Una IA predice accidentes de la construcción antes de que ocurran

Una obra de construcción es un lugar peligroso para trabajar, con una tasa de accidentes fatales cinco veces mayor que la de cualquier otra industria. Así que algunas grandes empresas del sector están probando tecnologías capaces de predecir cuándo ocurrirá un accidente, una herramienta que, además de salvar vidas, ahorraría mucho dinero.

El gigante de la construcción Suffolk, con sede en Boston (EE. UU.), lleva un año desarrollando este sistema en colaboración con SmartVid, una compañía de visión artificial. A principios de este año, la compañía convenció a varios de sus competidores para unirse a un consorcio que compartiría datos para mejorar la tecnología. La directora de Datos y vicepresidenta ejecutiva de Suffolk, Jit Kee Chin, habló sobre este proyecto y de esta colaboración en la conferencia EmTech Next organizada recientemente por MIT Technology Review.

El sistema utiliza un algoritmo de aprendizaje profundo entrenado con imágenes de obras de construcción y registros de accidentes. Luego se activa para monitorizar un nuevo sitio de obra y alertar sobre situaciones que puedan provocar un accidente, como cuando un trabajador no usa guantes o trabaja demasiado cerca de una maquinaria peligrosa. Sobre el escenario de EmTech, Chin afirmó: «La seguridad es un gran problema para el sector de la construcción. La forma estándar de gestionarla hoy en día es tratando de cambiar comportamientos».

El proyecto demuestra el potencial de la visión artificial que gracias a la inteligencia artificial (IA) controla y predice la actividad en el lugar de trabajo. Esto es especialmente importante para la industria de la construcción, que sufre de una baja productividad y de exceso de costes. De hecho, el mundo de la construcción ha adoptado la visión artificial, el aprendizaje automático y otras tecnologías avanzadas con relativa rapidez.

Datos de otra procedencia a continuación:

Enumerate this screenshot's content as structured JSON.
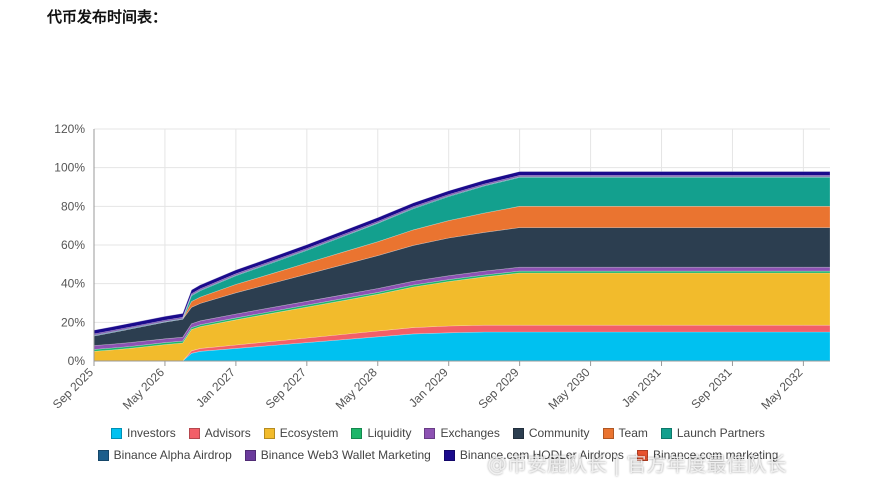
{
  "page": {
    "title": "代币发布时间表："
  },
  "watermark": "@币安鹿队长 | 官方年度最佳队长",
  "chart_data": {
    "type": "area",
    "stacked": true,
    "x": [
      "Sep 2025",
      "Nov 2025",
      "Jan 2026",
      "Mar 2026",
      "May 2026",
      "Jul 2026",
      "Aug 2026",
      "Sep 2026",
      "Jan 2027",
      "May 2027",
      "Sep 2027",
      "Jan 2028",
      "May 2028",
      "Sep 2028",
      "Jan 2029",
      "May 2029",
      "Sep 2029",
      "Jan 2030",
      "May 2030",
      "Sep 2030",
      "Jan 2031",
      "May 2031",
      "Sep 2031",
      "Jan 2032",
      "May 2032",
      "Aug 2032"
    ],
    "x_tick_labels": [
      "Sep 2025",
      "May 2026",
      "Jan 2027",
      "Sep 2027",
      "May 2028",
      "Jan 2029",
      "Sep 2029",
      "May 2030",
      "Jan 2031",
      "Sep 2031",
      "May 2032"
    ],
    "y_ticks": [
      "0%",
      "20%",
      "40%",
      "60%",
      "80%",
      "100%",
      "120%"
    ],
    "ylim": [
      0,
      120
    ],
    "grid": true,
    "legend_position": "bottom",
    "series": [
      {
        "name": "Investors",
        "color": "#00c1f0",
        "values": [
          0,
          0,
          0,
          0,
          0,
          0,
          4,
          5,
          6.5,
          8,
          9.5,
          11,
          12.5,
          14,
          14.6,
          15,
          15,
          15,
          15,
          15,
          15,
          15,
          15,
          15,
          15,
          15
        ]
      },
      {
        "name": "Advisors",
        "color": "#f25f68",
        "values": [
          0,
          0,
          0,
          0,
          0,
          0,
          1.3,
          1.5,
          1.8,
          2.1,
          2.4,
          2.7,
          3,
          3.3,
          3.5,
          3.5,
          3.5,
          3.5,
          3.5,
          3.5,
          3.5,
          3.5,
          3.5,
          3.5,
          3.5,
          3.5
        ]
      },
      {
        "name": "Ecosystem",
        "color": "#f2bb2c",
        "values": [
          5,
          5.7,
          6.5,
          7.5,
          8.5,
          9.3,
          11,
          11.3,
          13,
          14.5,
          16,
          17.5,
          19,
          21,
          23,
          25,
          27,
          27,
          27,
          27,
          27,
          27,
          27,
          27,
          27,
          27
        ]
      },
      {
        "name": "Liquidity",
        "color": "#1db669",
        "values": [
          1,
          1,
          1,
          1,
          1,
          1,
          1,
          1,
          1,
          1,
          1,
          1,
          1,
          1,
          1,
          1,
          1,
          1,
          1,
          1,
          1,
          1,
          1,
          1,
          1,
          1
        ]
      },
      {
        "name": "Exchanges",
        "color": "#8d52b3",
        "values": [
          2,
          2,
          2,
          2,
          2,
          2,
          2,
          2,
          2,
          2,
          2,
          2,
          2,
          2,
          2,
          2,
          2,
          2,
          2,
          2,
          2,
          2,
          2,
          2,
          2,
          2
        ]
      },
      {
        "name": "Community",
        "color": "#2c3e50",
        "values": [
          5,
          6,
          7,
          7.8,
          8.6,
          9.3,
          8.5,
          9,
          11,
          12.5,
          14,
          15.5,
          17,
          18.5,
          19.5,
          20,
          20.5,
          20.5,
          20.5,
          20.5,
          20.5,
          20.5,
          20.5,
          20.5,
          20.5,
          20.5
        ]
      },
      {
        "name": "Team",
        "color": "#ea7430",
        "values": [
          0,
          0,
          0,
          0,
          0,
          0,
          3,
          3.3,
          4.3,
          5,
          5.8,
          6.5,
          7.2,
          8,
          9,
          10,
          11,
          11,
          11,
          11,
          11,
          11,
          11,
          11,
          11,
          11
        ]
      },
      {
        "name": "Launch Partners",
        "color": "#13a08e",
        "values": [
          0,
          0,
          0,
          0,
          0,
          0,
          3,
          3.3,
          4.5,
          5.5,
          6.5,
          8,
          9.5,
          11,
          12.5,
          14,
          15,
          15,
          15,
          15,
          15,
          15,
          15,
          15,
          15,
          15
        ]
      },
      {
        "name": "Binance Alpha Airdrop",
        "color": "#1c5e8c",
        "values": [
          0.4,
          0.4,
          0.4,
          0.4,
          0.4,
          0.4,
          0.4,
          0.4,
          0.4,
          0.4,
          0.4,
          0.4,
          0.4,
          0.4,
          0.4,
          0.4,
          0.4,
          0.4,
          0.4,
          0.4,
          0.4,
          0.4,
          0.4,
          0.4,
          0.4,
          0.4
        ]
      },
      {
        "name": "Binance Web3 Wallet Marketing",
        "color": "#6b3b9c",
        "values": [
          0.6,
          0.6,
          0.6,
          0.6,
          0.6,
          0.6,
          0.6,
          0.6,
          0.6,
          0.6,
          0.6,
          0.6,
          0.6,
          0.6,
          0.6,
          0.6,
          0.6,
          0.6,
          0.6,
          0.6,
          0.6,
          0.6,
          0.6,
          0.6,
          0.6,
          0.6
        ]
      },
      {
        "name": "Binance.com HODLer Airdrops",
        "color": "#1a0a8c",
        "values": [
          2,
          2,
          2,
          2,
          2,
          2,
          2,
          2,
          2,
          2,
          2,
          2,
          2,
          2,
          2,
          2,
          2,
          2,
          2,
          2,
          2,
          2,
          2,
          2,
          2,
          2
        ]
      },
      {
        "name": "Binance.com marketing",
        "color": "#e8522e",
        "values": [
          0,
          0,
          0,
          0,
          0,
          0,
          0,
          0,
          0,
          0,
          0,
          0,
          0,
          0,
          0,
          0,
          0,
          0,
          0,
          0,
          0,
          0,
          0,
          0,
          0,
          0
        ]
      }
    ]
  }
}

Este marzo, Suffolk y SmartVid crearon el Consejo Estratégico de Análisis Predictivo para que las compañías contribuyan con datos para mejorar aún más el rendimiento del sistema. Para Chin tiene sentido que sus competidores cedan su información, ya que muchas compañías no tendrían suficientes datos propios. Los algoritmos de aprendizaje profundo normalmente necesitan enormes cantidades de datos para mejorar sus modelos. Mejorar la seguridad también es un incentivo. La responsable afirmó: «La seguridad era un buen punto para comenzar. La mayoría de las empresas no tienen esto en casa».

Pero, aunque el proyecto está diseñado principalmente para mejorar la seguridad de los trabajadores, también es otro ejemplo de una tendencia mucho más amplia: el uso de IA para monitorizar, cuantificar y optimizar la vida laboral. Cada vez más, las empresas están encontrando formas de controlar el trabajo que realizan sus empleados y utilizan algoritmos para optimizar su rendimiento.

Es una parte fundamental de algunos trabajos, como conducir para una compañía de viajes compartidos o trabajar para empresas de tecnología como Amazon. Y es poco probable que se la cosa acabe aquí, con el tiempo es posible que todos acabemos trabajando para algoritmos.

La antropóloga en Microsoft que analiza el trabajo detrás de muchos productos tecnológicos, Mary Gray, explicó al público de EmTech que cada vez más trabajadores dedican su tiempo a apoyar y responder a los algoritmos. La experta concluyó: «Esto va más allá que el tipo de trabajo que solemos tener en mente cuando hablamos de automatización».